You might think that your attention span is all but destroyed by now, but as per my biased and arbitrary opinion, that would be a grave misjudgment. Under the right circumstances, you can read books or play video games for hours on end, and sometimes you are even able to focus on your work for similarly long periods of time: what we call deep work.
So it's not like you’re attention-poor. It's just that on the internet, there are hundreds of different things that suck away and deplete your attention.
Your attention is like a limited resource, and you expend too much of it on informational fast food such as short-form video and ragebait.1 You’re not doing so out of choice; you are being tricked by the algorithm, which basically creates a path of least resistance to consume cheap, mindless content.
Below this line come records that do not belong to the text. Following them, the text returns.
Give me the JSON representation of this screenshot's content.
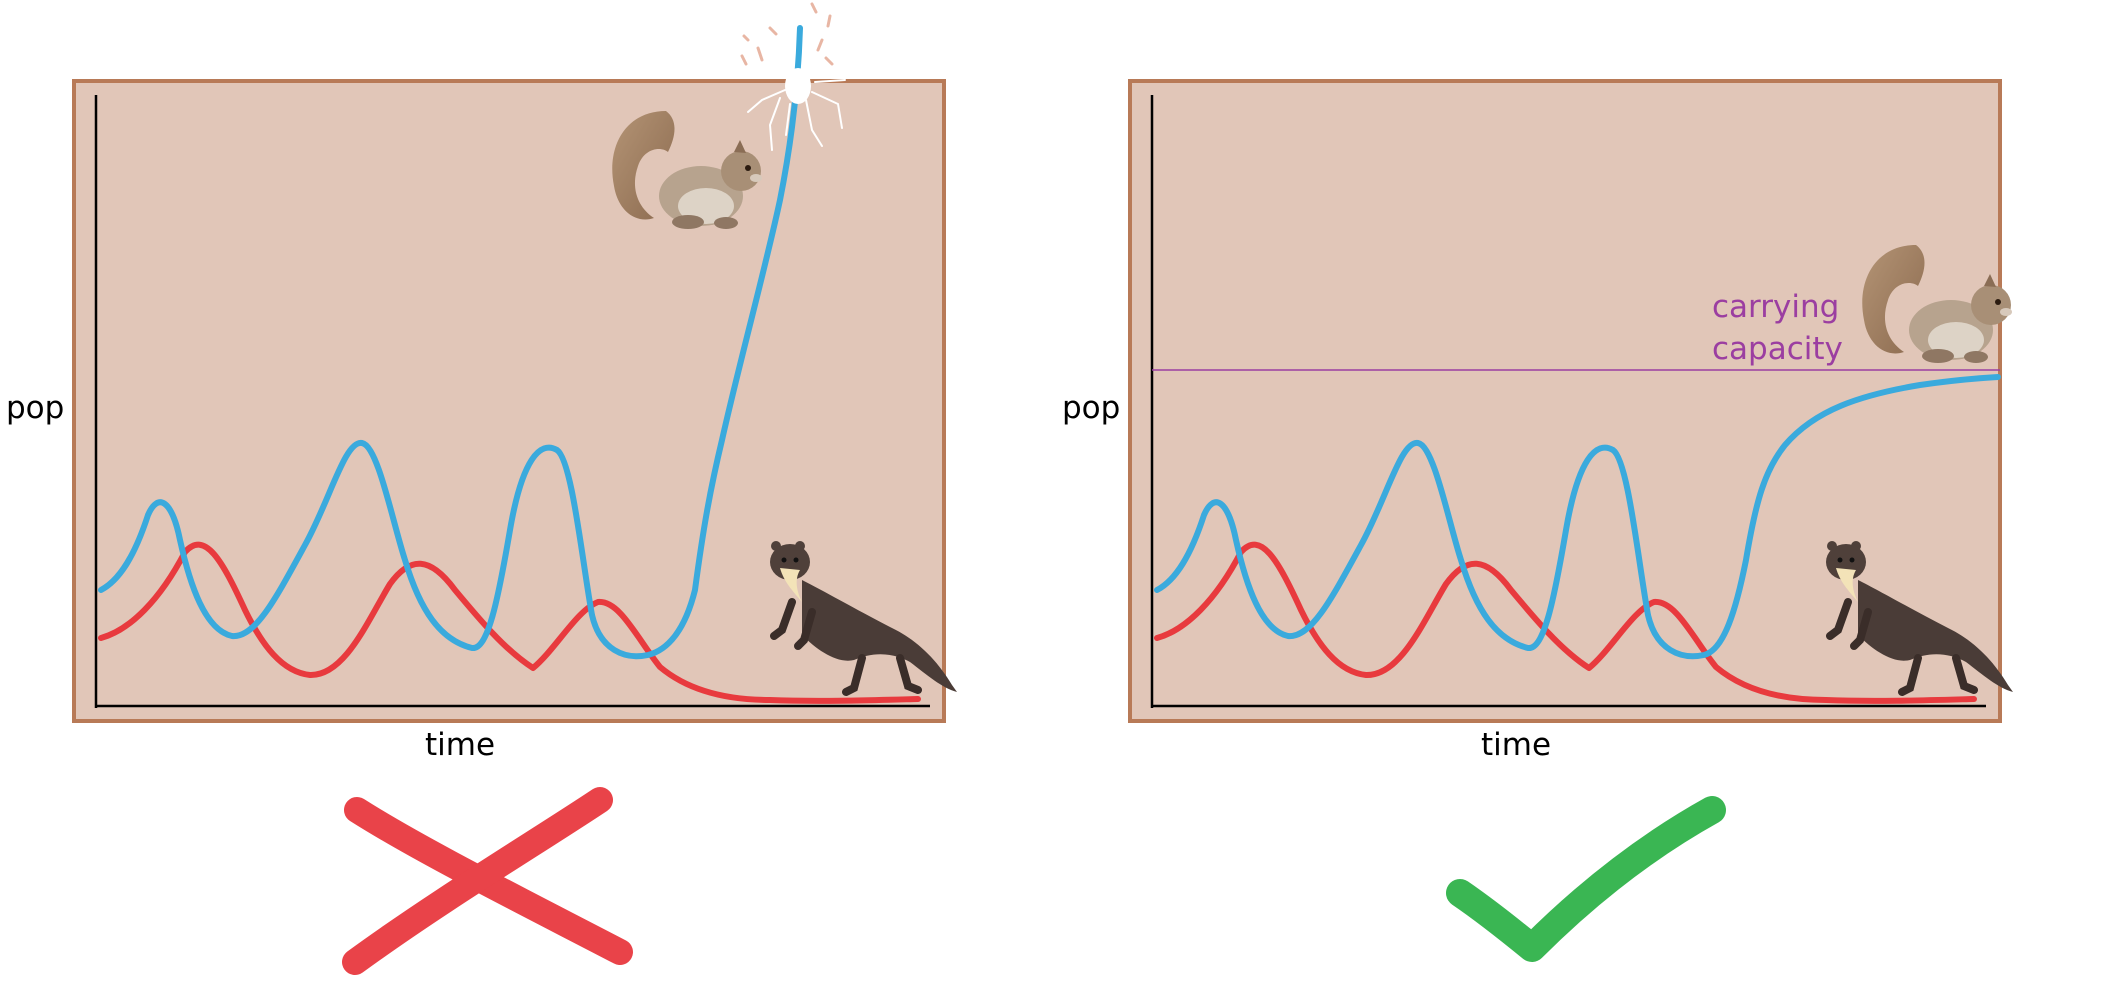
{
  "colors": {
    "panel_fill": "#e1c6b8",
    "panel_border": "#b87a57",
    "prey_line": "#3aaadd",
    "predator_line": "#e83a3e",
    "capacity_line": "#9b3ea1",
    "cross_mark": "#e8343a",
    "check_mark": "#2fb24a"
  },
  "panels": [
    {
      "id": "left",
      "ylabel": "pop",
      "xlabel": "time",
      "verdict": "cross",
      "prey_outcome": "unbounded growth",
      "icons": [
        "squirrel-icon",
        "marten-icon"
      ]
    },
    {
      "id": "right",
      "ylabel": "pop",
      "xlabel": "time",
      "verdict": "check",
      "prey_outcome": "levels off at carrying capacity",
      "capacity_label": [
        "carrying",
        "capacity"
      ],
      "icons": [
        "squirrel-icon",
        "marten-icon"
      ]
    }
  ]
}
By the time you reach the Kurosawa film, you are restless and fatigued. And then as you feel sick and disgusted with yourself, you expend the remainder of your energy consuming more cheap content to escape the bad feeling. This is the Poverty Trap of the Attention Economy.
To experience the intellectual stimulation and philosophical education that a person like you needs, you must go back to curating your exposure again. You have to go back to being class-conscious like a healthy human. You have to find ways to look past the shiny recommendations pages. And you need to do that on YouTube, on Netflix, on X, on Amazon, basically every single place you visit on the internet.
This is the full picture of the Attention Tax Bracket: the higher you sit in the taste hierarchy, the more you pay not only for consumption but also for curation.
The cost of curation is the actual tax. It is the cognitive load of filtering through dopamine-optimised recommendations.
If you are in the lowest attention tax bracket, you just lap up whatever bile the algorithm throws at you. Your tax is essentially zero: you don't need to curate anything.
If you’re in one of the highest brackets, your tax is so high that you will need to invest in technology, systems, and habits that will reduce your curation cost. You basically need to evade your attention tax.
I wish there were a universal playbook to get this done. Even better would be a software that filters our entire internet experience. I tried to build one for myself about a month ago, and it's a hard problem to solve.
But there exist several practical workarounds that we can try today.
On YouTube: Clear and pause your watch history2. You will stop getting “personalized” recommendations on your homepage; you'll only see content that you search for. This is one of the best quality-of-life improvements you can gift yourself on the internet today.
On X: You’ll see several tabs at the top of your feed. Avoid the For You tab and stick to the Following Tab.
When using X on your desktop browser, disable the For You feed entirely using extensions like Undistracted. You can also create alternative feeds by creating Lists on X and pinning them. Only put high signal-to-noise ratio accounts on these lists.
Use RSS readers like Feedly to aggregate newsletters and blogs. Substack is very quickly becoming the hub for high culture on the internet, primarily because it caters to consumers who want curated media. It doesn’t trap you in recommendation loops because its business model isn’t dependent on optimizing for metrics like user time-on-site.
(These strategies represent curation rather than abstinence. The mistake people often make is blocking entire social media platforms, which is impractical. You don't want to block out the little social interaction you get in this age of loneliness. This is why blocking a social media site or uninstalling social apps from your phone never really solves any problem. You always end up relapsing.)